The company allocates the necessary resources to ensure business continuity in accordance with the BCP plan, the ISMS committee helps in ensuring its operability.

For ISMS establishment Crowdin is obliged to:

  • Comply with both the law and ISO / IEC 27001: 2013 requirements
  • Develop and adhere to all ISMS policies and procedures and ensure their integration into organizational processes
  • Satisfy applicable requirements related to information security
  • Review and continual improvement of the information security management system
  • Be open and honest with individuals whose data is held
  • Provide training and support for staff who handle ISMS, so that they can act confidently and consistently
  • Ensure the compatibility of information security policies and objectives with Crowdin’s strategic objectives


Crowdin governance clearly understands that information security is the foundation life of Crowdin. Crowdin management contributes to the creation, implementation, control and support of the Policy information security.
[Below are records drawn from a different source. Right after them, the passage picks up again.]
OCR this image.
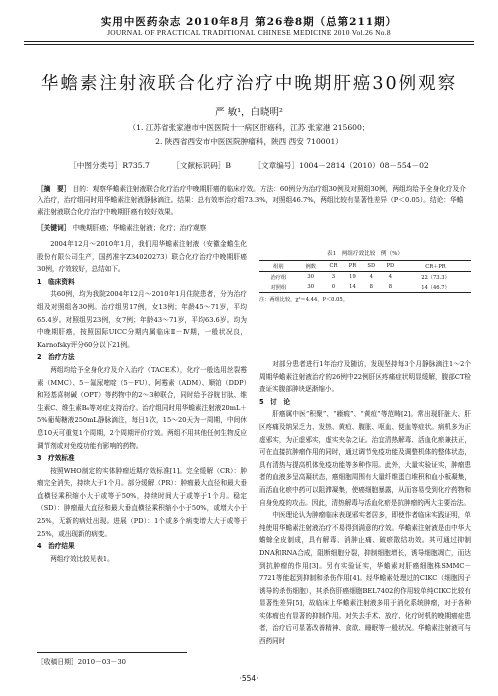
实用中医药杂志 2010年8月 第26卷8期（总第211期）
JOURNAL OF PRACTICAL TRADITIONAL CHINESE MEDICINE 2010 Vol.26 No.8
华蟾素注射液联合化疗治疗中晚期肝癌30例观察
严 敏¹，白晓明²
（1. 江苏省张家港市中医医院十一病区肝癌科，江苏 张家港 215600；
2. 陕西省西安市中医医院肿瘤科，陕西 西安 710001）
［中图分类号］R735.7	［文献标识码］B	［文章编号］1004－2814（2010）08－554－02
［摘　要］ 目的：观察华蟾素注射液联合化疗治疗中晚期肝癌的临床疗效。方法：60例分为治疗组30例及对照组30例，两组均给予全身化疗及介入治疗，治疗组同时用华蟾素注射液静脉滴注。结果：总有效率治疗组73.3%，对照组46.7%，两组比较有显著性差异（P＜0.05）。结论：华蟾素注射液联合化疗治疗中晚期肝癌有较好效果。
［关键词］ 中晚期肝癌；华蟾素注射液；化疗；治疗观察

2004年12月～2010年1月，我们用华蟾素注射液（安徽金蟾生化股份有限公司生产，国药准字Z34020273）联合化疗治疗中晚期肝癌30例，疗效较好，总结如下。

1　临床资料

共60例，均为我院2004年12月～2010年1月住院患者，分为治疗组及对照组各30例。治疗组男17例，女13例；年龄45～71岁，平均65.4岁。对照组男23例，女7例；年龄43～71岁，平均63.6岁。均为中晚期肝癌，按照国际UICC分期内属临床Ⅱ－Ⅳ期，一般状况良，Karnofsky评分60分以下21例。

2　治疗方法

两组均给予全身化疗及介入治疗（TACE术），化疗一般选用丝裂霉素（MMC）、5－氟尿嘧啶（5－FU）、阿霉素（ADM）、顺铂（DDP）和羟基喜树碱（OPT）等药物中的2～3种联合，同时给予谷胱甘肽、维生素C、维生素B₆等对症支持治疗。治疗组同时用华蟾素注射液20mL＋5%葡萄糖液250mL静脉滴注，每日1次，15～20天为一周期，中间休息10天可重复1个周期，2个周期评价疗效。两组不用其他任何生物反应调节剂或对免疫功能有影响的药物。

3　疗效标准

按照WHO制定的实体肿瘤近期疗效标准[1]。完全缓解（CR）：肿瘤完全消失，持续大于1个月。部分缓解（PR）：肿瘤最大直径和最大垂直横径乘积缩小大于或等于50%，持续时间大于或等于1个月。稳定（SD）：肿瘤最大直径和最大垂直横径乘积缩小小于50%，或增大小于25%，无新的病灶出现。进展（PD）：1个或多个病变增大大于或等于25%，或出现新的病变。

4　治疗结果

两组疗效比较见表1。

表1　两组疗效比较　例（%）
组别	例数	CR	PR	SD	PD	CR＋PR
治疗组	30	3	19	4	4	22（73.3）
对照组	30	0	14	8	8	14（46.7）
注：两组比较，χ²＝4.44，P＜0.05。

对部分患者进行1年治疗及随访，发现坚持每3个月静脉滴注1～2个周期华蟾素注射液治疗的26例中22例肝区疼痛症状明显缓解，腹部CT检查证实腹部肿块逐渐缩小。

5　讨　论

肝癌属中医“积聚”、“癥瘕”、“黄疸”等范畴[2]。常出现肝脏大、肝区疼痛及纳呆乏力、发热、黄疸、腹胀、呕血、便血等症状。病机多为正虚邪实，为正虚邪实，虚实夹杂之证。治宜清热解毒、活血化瘀兼扶正，可在直接抗肿瘤作用的同时，通过调节免疫功能及调整机体的整体状态，具有清热与提高机体免疫功能等多种作用。此外，大量实验证实，肿瘤患者的血液多呈高凝状态，癌细胞周围有大量纤维蛋白堆积和血小板凝集，而活血化瘀中药可以阻滞凝集，使癌细胞暴露，从而容易受到化疗药物和自身免疫的攻击。因此，清热解毒与活血化瘀是抗肿瘤的两大主要治法。

中医理论认为肿瘤临床表现邪实者居多，即使作者临床实践证明，单纯使用华蟾素注射液治疗不易得到满意的疗效。华蟾素注射液是由中华大蟾蜍全皮制成，具有解毒、消肿止痛、破瘀散结功效。其可通过抑制DNA和RNA合成，阻断细胞分裂，抑制细胞增长，诱导细胞凋亡，而达到抗肿瘤的作用[3]。另有实验证实，华蟾素对肝癌细胞株SMMC－7721等能起到抑制和杀伤作用[4]。经华蟾素处理过的CIKC（细胞因子诱导的杀伤细胞），其杀伤肝癌细胞BEL7402的作用较单纯CIKC比较有显著性差异[5]，故临床上华蟾素注射液多用于消化系统肿瘤，对于各种实体瘤也有显著的抑制作用。对失去手术、放疗、化疗时机的晚期癌症患者，治疗后可显著改善精神、食欲、睡眠等一般状况。华蟾素注射液可与西药同时

［收稿日期］2010－03－30
·554·
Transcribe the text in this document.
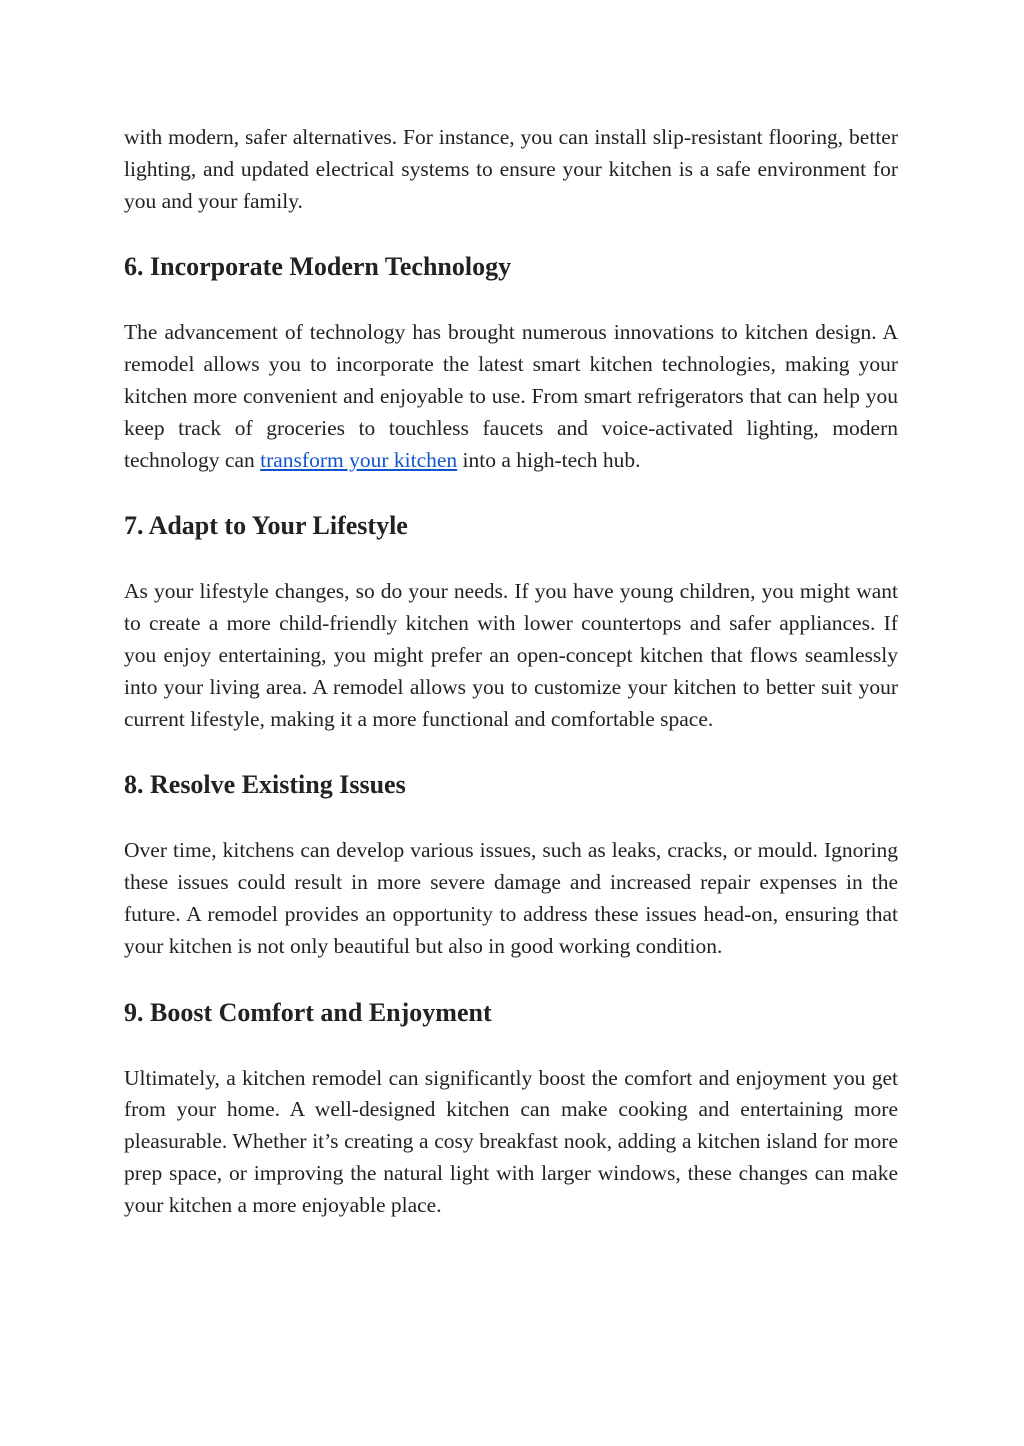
with modern, safer alternatives. For instance, you can install slip-resistant flooring, better lighting, and updated electrical systems to ensure your kitchen is a safe environment for you and your family.

6. Incorporate Modern Technology

The advancement of technology has brought numerous innovations to kitchen design. A remodel allows you to incorporate the latest smart kitchen technologies, making your kitchen more convenient and enjoyable to use. From smart refrigerators that can help you keep track of groceries to touchless faucets and voice-activated lighting, modern technology can transform your kitchen into a high-tech hub.

7. Adapt to Your Lifestyle

As your lifestyle changes, so do your needs. If you have young children, you might want to create a more child-friendly kitchen with lower countertops and safer appliances. If you enjoy entertaining, you might prefer an open-concept kitchen that flows seamlessly into your living area. A remodel allows you to customize your kitchen to better suit your current lifestyle, making it a more functional and comfortable space.

8. Resolve Existing Issues

Over time, kitchens can develop various issues, such as leaks, cracks, or mould. Ignoring these issues could result in more severe damage and increased repair expenses in the future. A remodel provides an opportunity to address these issues head-on, ensuring that your kitchen is not only beautiful but also in good working condition.

9. Boost Comfort and Enjoyment

Ultimately, a kitchen remodel can significantly boost the comfort and enjoyment you get from your home. A well-designed kitchen can make cooking and entertaining more pleasurable. Whether it’s creating a cosy breakfast nook, adding a kitchen island for more prep space, or improving the natural light with larger windows, these changes can make your kitchen a more enjoyable place.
Information Security Policy documents are developed by the ISMS Committee and other departments according to the relevant areas of activity.

The ISMS Committee is responsible for defining information security requirements and overseeing their implementation in Crowdin.

Statutory, regulatory, and contractual requirements

Crowdin information security measures meet the business needs and the requirements legislation of Estonia, Ukraine, ISO / IEC 27001: 2013, internal regulations Crowdin.

The organization of any process or making changes to existing process is carried out taking into account information security. Evaluation of the effectiveness of the ISMS is carried out on a regular basis.

Crowdin’s internal independent information security audit will be conducted annually during the ISMS functional cycle.